Le prof Macron sermonne les maires

Emmanuel Macron est arrivé au congrès sous de nombreux sifflets que les organisateurs ont tenté de couvrir par de la musique. Le chef de l'État a alors « demandé » à son auditoire de ne pas le siffler, comme il le demandait à ses militants dans ses meetings.

Ce sermon de prof a été jugé par les maires particulièrement infantilisant. En outre, c'était ne pas faire la différence entre des supporters et des maires libres et forts de la légitimité que leur a donnée le suffrage universel.

Les Français sont d'ailleurs bien conscients de cette réalité puisqu'un sondage Ifop publié le 23 novembre indique que 69 % des Français soutiennent la protestation et la défiance d'une partie importante des maires face à la politique du gouvernement.

De belles paroles mais aucune réponse concrète !

Les maires de France seront repartis du congrès avec autant de questions et d'inquiétudes qu'à leur arrivée. Car, derrière les nombreux « J'ai besoin de vous », il n'y avait rien de concret ! Emmanuel Macron ne dit pas où il compte trouver les 10 milliards pour compenser la suppression de la taxe d'habitation pour 80 % des Français. Alors qu'il n'y a aucun effort pour réduire la dépense publique dans le budget 2018, on voit mal comment l'État pourra dégager des marges de manœuvre financières.

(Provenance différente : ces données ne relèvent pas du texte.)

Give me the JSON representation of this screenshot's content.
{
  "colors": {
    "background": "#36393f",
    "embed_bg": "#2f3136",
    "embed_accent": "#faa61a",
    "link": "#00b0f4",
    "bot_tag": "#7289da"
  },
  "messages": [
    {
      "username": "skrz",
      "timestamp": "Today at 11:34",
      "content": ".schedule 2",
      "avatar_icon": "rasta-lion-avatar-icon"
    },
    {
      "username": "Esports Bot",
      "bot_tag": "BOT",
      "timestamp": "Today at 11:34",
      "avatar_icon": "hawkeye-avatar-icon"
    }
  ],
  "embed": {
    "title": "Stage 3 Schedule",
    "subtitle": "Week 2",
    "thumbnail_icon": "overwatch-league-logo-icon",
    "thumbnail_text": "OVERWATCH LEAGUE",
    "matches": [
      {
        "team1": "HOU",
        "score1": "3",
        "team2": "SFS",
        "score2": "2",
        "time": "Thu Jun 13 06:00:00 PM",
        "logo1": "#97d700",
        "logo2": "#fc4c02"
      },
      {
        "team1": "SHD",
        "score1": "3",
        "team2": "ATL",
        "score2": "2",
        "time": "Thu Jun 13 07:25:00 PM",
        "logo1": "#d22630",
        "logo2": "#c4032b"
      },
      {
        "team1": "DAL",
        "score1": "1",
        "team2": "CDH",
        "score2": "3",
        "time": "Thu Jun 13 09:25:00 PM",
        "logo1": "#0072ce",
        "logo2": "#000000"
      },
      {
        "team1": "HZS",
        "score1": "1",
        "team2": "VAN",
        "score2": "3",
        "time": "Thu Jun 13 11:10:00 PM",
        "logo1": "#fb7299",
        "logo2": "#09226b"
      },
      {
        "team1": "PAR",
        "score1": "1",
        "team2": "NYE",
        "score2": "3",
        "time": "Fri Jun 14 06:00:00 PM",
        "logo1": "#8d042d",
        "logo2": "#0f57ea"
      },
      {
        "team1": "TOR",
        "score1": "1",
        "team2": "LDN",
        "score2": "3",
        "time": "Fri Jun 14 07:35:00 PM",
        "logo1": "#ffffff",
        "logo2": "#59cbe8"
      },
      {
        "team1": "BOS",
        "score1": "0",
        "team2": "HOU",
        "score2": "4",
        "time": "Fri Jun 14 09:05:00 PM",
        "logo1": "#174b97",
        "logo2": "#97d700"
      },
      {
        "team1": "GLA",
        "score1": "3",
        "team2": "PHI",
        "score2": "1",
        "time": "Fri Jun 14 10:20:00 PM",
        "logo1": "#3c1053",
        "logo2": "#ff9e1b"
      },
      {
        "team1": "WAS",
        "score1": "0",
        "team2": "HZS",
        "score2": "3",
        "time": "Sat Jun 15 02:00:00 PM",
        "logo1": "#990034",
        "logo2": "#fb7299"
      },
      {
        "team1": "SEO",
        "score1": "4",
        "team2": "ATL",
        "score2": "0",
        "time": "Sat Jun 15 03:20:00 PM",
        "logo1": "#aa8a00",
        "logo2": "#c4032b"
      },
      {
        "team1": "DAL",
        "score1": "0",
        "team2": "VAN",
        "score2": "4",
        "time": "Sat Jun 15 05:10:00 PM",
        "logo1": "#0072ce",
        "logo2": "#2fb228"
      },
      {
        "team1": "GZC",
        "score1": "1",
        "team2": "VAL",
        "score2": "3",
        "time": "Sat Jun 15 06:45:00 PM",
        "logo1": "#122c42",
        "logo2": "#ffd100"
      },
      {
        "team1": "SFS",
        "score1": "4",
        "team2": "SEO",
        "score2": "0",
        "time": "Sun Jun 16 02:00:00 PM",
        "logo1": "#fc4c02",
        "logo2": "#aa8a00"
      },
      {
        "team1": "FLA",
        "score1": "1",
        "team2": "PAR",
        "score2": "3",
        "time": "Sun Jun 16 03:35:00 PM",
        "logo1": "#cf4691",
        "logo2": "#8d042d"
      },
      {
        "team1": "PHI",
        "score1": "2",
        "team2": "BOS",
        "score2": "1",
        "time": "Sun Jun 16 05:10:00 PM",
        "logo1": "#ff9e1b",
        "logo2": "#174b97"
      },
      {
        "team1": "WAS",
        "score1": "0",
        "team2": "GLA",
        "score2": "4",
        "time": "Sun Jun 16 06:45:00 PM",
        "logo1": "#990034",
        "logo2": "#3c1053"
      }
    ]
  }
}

Sur la grande réforme de la fiscalité locale, le chef de l'État n'a esquissé aucune piste. Il supprime une grande partie de la taxe d'habitation aujourd'hui sans avoir aucune idée de ce qui va la remplacer. La méthode est pour le moins hasardeuse d'autant que la question de la constitutionnalité de cette mesure se pose pour deux raisons : tout d'abord la concentration de l'impôt sur 20 % de la population qui crée une inégalité devant l'impôt, ensuite l'autonomie fiscale des collectivités elle aussi garantie par la Constitution.

Aux actes Président !

Au terme de ce 100e Congrès des maires, nos édiles auront jugé le président de la République non pas à ses belles paroles mais aux actes de son gouvernement qui, depuis six mois, leur a imposé des mesures injustes et brutales sans concertation comme l'annulation de 300 millions d'euros de crédits par l'État à l'été, une ponction budgétaire de 13 milliards d'euros, la réduction brutale des emplois aidés ou encore la suppression de la taxe d'habitation. Emmanuel Macron a d'ailleurs lui-même reconnu l'échec de la Conférence des territoires qu'il avait lancée cet été.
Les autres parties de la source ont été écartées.